Il faut savoir que, si les clubs étaient contre le professionnalisme, ce n’était pas tellement pour ne pas payer les joueurs puisque certains touchaient déjà de l’argent sous le manteau pour jouer. C’est surtout parce qu’ils craignaient que ça ne permette aux pauvres de pouvoir jouer puisqu’ils pourraient alors gagner leur vie en jouant. C’est à cause de ça que le professionnalisme tarde autant à s’installer de manière officielle parce que c’est la porte d’entrée du prolétariat sur le foot ce qui est inacceptable pour les grands propriétaires.
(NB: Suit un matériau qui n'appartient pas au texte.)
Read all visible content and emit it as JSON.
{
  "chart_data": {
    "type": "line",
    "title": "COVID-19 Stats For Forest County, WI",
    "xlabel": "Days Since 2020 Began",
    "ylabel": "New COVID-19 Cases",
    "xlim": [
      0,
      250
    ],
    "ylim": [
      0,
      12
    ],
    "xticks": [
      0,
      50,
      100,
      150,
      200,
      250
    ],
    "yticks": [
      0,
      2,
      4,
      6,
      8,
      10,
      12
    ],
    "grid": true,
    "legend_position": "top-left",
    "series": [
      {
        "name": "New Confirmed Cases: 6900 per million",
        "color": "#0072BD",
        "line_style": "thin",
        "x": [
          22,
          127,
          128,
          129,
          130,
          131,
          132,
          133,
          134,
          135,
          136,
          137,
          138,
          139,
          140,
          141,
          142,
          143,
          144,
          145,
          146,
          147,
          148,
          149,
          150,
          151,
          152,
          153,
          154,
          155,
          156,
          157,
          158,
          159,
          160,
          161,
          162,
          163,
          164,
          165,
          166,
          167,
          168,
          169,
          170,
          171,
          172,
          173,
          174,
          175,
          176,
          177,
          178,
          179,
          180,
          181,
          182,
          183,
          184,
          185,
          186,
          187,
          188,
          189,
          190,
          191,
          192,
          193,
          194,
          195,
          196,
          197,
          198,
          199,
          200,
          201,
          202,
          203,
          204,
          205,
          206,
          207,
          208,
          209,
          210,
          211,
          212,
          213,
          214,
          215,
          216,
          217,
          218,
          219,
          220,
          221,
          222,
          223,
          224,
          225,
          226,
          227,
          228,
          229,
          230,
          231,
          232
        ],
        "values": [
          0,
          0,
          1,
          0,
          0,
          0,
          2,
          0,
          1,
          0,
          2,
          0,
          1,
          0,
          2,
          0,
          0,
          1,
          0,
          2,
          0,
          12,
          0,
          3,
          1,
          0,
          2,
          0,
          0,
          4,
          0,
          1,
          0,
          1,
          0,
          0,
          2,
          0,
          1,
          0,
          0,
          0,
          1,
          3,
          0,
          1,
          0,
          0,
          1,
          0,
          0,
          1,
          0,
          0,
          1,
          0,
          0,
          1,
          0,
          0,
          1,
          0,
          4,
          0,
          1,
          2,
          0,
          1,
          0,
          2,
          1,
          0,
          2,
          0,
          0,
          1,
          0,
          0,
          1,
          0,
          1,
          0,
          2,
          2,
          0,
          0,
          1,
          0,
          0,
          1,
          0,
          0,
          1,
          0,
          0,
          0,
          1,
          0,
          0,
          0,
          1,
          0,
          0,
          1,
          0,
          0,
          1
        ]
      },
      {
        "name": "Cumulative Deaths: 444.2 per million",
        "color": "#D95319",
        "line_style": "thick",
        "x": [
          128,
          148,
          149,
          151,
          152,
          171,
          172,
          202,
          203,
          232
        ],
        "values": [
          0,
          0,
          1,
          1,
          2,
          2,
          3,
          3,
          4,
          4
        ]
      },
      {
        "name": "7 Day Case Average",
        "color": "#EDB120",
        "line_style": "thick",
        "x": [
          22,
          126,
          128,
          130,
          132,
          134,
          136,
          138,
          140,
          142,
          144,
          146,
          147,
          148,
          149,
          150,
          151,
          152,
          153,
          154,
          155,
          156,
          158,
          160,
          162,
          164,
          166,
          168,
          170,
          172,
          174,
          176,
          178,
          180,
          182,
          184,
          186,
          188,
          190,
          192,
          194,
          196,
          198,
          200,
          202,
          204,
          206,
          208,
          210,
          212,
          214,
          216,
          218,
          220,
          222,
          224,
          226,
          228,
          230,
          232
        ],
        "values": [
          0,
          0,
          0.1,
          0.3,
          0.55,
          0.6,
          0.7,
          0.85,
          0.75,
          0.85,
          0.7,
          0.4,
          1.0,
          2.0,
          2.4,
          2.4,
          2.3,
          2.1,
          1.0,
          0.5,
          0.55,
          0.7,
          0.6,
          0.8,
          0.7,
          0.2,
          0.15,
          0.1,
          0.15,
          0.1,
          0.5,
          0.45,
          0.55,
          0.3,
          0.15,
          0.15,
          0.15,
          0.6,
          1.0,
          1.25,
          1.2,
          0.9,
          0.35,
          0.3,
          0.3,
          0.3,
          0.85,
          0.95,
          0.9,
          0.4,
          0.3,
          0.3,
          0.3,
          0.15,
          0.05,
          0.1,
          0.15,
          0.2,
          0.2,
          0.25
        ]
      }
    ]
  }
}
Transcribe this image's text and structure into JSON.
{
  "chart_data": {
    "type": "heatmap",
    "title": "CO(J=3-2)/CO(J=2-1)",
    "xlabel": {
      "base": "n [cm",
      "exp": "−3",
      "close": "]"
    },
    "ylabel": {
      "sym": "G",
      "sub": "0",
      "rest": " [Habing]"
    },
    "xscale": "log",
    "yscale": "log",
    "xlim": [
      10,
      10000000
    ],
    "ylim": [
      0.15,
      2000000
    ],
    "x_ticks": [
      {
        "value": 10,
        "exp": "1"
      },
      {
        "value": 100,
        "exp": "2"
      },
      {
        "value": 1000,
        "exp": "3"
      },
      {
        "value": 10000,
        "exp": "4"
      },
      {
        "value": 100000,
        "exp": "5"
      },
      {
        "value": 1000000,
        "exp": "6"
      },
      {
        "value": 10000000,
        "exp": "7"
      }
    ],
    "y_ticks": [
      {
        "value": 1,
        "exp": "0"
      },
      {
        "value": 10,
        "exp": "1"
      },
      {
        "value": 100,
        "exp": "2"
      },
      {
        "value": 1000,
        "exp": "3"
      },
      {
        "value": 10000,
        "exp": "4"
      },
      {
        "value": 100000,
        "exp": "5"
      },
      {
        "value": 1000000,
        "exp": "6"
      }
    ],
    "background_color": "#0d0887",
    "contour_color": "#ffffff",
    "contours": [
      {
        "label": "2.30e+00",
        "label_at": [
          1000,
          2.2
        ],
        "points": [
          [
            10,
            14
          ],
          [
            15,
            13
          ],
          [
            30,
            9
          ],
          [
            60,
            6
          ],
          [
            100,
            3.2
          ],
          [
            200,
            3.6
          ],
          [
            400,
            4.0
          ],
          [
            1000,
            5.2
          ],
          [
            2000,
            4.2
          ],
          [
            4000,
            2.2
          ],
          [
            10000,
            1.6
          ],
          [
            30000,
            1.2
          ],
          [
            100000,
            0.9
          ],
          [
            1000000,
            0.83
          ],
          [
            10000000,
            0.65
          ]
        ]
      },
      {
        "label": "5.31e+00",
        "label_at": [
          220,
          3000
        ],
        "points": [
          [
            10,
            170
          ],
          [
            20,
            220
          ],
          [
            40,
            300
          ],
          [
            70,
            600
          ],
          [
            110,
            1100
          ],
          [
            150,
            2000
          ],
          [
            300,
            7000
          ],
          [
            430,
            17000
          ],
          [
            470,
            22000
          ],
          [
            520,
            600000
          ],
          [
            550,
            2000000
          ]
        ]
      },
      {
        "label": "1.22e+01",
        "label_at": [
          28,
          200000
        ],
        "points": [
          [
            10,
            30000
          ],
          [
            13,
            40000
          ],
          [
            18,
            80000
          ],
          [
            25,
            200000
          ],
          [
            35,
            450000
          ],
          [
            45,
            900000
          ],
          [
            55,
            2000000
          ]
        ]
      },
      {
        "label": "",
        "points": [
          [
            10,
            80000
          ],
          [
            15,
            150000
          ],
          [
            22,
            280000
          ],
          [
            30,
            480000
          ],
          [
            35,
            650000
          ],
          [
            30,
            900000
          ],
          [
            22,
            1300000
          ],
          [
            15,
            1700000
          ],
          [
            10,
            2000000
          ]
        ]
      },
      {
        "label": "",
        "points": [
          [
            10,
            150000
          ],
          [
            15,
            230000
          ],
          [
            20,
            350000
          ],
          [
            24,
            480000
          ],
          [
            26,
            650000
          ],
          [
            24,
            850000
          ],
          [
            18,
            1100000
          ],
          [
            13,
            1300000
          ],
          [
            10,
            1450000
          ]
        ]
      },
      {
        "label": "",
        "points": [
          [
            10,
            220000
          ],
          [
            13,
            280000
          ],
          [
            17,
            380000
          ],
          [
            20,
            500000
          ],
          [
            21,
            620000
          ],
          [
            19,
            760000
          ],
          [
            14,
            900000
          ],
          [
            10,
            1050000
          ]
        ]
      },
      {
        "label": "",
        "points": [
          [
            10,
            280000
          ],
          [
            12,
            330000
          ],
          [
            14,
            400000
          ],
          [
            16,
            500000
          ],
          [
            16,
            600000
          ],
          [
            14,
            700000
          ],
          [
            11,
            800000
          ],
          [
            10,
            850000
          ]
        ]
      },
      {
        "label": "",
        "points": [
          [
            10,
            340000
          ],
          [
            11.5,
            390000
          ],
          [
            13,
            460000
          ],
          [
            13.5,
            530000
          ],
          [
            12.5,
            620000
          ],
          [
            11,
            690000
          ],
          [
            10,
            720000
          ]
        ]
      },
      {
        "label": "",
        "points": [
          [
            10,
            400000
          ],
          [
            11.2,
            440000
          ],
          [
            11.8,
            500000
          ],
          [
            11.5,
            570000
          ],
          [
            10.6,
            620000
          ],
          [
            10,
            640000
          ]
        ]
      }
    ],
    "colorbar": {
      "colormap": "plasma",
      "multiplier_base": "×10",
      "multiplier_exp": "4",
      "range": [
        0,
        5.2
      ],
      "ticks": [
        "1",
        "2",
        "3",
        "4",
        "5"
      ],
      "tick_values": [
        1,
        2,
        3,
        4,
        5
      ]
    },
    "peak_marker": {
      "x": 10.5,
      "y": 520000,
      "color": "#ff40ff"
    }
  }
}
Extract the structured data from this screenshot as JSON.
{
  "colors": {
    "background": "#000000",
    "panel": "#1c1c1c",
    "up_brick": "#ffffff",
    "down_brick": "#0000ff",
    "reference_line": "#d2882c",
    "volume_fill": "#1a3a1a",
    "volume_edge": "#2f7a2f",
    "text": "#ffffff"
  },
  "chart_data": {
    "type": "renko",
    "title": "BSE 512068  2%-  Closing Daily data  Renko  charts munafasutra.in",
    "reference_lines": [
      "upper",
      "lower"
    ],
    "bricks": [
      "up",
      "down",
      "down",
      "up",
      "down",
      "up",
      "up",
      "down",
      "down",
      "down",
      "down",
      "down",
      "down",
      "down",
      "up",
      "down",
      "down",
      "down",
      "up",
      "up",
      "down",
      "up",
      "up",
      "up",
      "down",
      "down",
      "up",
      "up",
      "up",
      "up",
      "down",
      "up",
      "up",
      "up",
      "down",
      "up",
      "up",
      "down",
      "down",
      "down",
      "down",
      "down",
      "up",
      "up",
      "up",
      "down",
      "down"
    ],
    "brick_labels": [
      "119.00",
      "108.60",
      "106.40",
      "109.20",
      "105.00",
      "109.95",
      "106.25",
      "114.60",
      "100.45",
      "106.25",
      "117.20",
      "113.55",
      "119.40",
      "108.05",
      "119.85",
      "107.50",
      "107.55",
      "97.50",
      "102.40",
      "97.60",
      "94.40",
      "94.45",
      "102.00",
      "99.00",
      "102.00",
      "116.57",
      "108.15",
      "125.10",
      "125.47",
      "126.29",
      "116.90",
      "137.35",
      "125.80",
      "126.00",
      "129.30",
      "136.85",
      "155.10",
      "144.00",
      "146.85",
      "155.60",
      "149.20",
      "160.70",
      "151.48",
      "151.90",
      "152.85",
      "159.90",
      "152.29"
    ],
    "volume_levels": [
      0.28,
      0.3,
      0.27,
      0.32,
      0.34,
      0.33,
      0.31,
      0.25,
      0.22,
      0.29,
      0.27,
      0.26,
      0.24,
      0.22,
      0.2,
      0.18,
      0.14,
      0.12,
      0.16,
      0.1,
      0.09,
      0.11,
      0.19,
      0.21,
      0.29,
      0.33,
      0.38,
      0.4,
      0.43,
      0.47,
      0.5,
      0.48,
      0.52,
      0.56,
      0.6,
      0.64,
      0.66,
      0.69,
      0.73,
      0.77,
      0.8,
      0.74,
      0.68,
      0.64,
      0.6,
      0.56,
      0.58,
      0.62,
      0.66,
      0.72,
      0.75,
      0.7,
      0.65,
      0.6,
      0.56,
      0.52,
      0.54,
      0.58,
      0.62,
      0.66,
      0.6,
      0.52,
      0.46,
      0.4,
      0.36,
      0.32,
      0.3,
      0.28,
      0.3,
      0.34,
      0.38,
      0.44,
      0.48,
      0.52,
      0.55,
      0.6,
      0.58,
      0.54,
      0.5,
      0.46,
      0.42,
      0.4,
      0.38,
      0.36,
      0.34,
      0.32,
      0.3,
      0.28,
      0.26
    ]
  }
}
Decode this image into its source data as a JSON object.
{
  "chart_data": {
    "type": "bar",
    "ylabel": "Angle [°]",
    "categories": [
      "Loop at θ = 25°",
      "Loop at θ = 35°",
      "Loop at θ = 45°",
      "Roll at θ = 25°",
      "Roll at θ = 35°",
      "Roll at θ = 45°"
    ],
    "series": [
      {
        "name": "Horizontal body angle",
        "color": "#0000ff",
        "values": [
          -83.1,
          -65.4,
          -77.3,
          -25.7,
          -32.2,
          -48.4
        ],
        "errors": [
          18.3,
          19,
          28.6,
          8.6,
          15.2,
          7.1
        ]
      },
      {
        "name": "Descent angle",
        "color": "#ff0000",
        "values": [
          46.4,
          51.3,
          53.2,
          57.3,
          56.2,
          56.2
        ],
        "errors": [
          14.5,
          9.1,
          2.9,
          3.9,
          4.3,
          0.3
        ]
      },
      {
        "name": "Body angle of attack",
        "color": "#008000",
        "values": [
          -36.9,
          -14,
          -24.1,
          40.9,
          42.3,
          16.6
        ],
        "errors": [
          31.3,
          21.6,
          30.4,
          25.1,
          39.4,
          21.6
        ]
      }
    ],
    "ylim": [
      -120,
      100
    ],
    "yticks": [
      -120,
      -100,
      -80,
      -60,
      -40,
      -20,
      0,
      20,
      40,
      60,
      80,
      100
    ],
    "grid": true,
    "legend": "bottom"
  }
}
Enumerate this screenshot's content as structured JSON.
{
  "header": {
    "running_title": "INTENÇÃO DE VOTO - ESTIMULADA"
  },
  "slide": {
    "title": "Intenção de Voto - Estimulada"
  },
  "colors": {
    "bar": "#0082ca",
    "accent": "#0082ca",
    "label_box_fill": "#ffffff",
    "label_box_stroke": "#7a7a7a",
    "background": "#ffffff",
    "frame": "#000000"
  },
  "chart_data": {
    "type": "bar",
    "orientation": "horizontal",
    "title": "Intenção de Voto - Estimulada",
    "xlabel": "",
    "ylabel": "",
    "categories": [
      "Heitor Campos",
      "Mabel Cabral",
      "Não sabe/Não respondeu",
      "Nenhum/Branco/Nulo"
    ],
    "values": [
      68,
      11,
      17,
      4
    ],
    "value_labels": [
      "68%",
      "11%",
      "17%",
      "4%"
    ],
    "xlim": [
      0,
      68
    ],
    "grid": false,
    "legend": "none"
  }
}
Et le professionnalisme arrive par contrainte. D’autres pays l’ayant déjà adopté, notamment l’Argentine et l’Uruguay, les meilleurs joueurs brésiliens signent dans les clubs de ces pays et quittent le Brésil. Puis certains partent ensuite vers l’Italie et l’Espagne. Et les élites sociales finissent par accepter le professionnalisme sous la contrainte, pour ne pas perdre leurs meilleurs joueurs.

 

Au final, le joueur le plus important de ton livre et de cette époque, c’est Arthur Friedenreich. On a l’impression qu’il est au football Brésilien, et même sud-américain, ce que Sindelar est au foot européen. Le joueur légendaire dont il ne reste aucune trace vidéo et très peu de photos et dont le souvenir se transmet quasi uniquement par l’oral et l’écrit.

C’est le joueur mythique de la période. C’est d’ailleurs pour cela que je voulais que le livre soit préfacé par son biographe. Avec l’histoire personnelle de Friedenreich, tu peux quasiment refaire toute l’histoire du foot amateur au Brésil. Puisqu’il commence en 1912 et prend sa retraite en 1935. En plus, c’est un pionnier, puisqu’il il est de la première tournée à l’étranger et de la première en Europe. Il est là dès les débuts de la seleção, il est là lors du titre de 1919… Donc, c’est le joueur marquant de la période. Ensuite sont venus Leonidas et Pelé.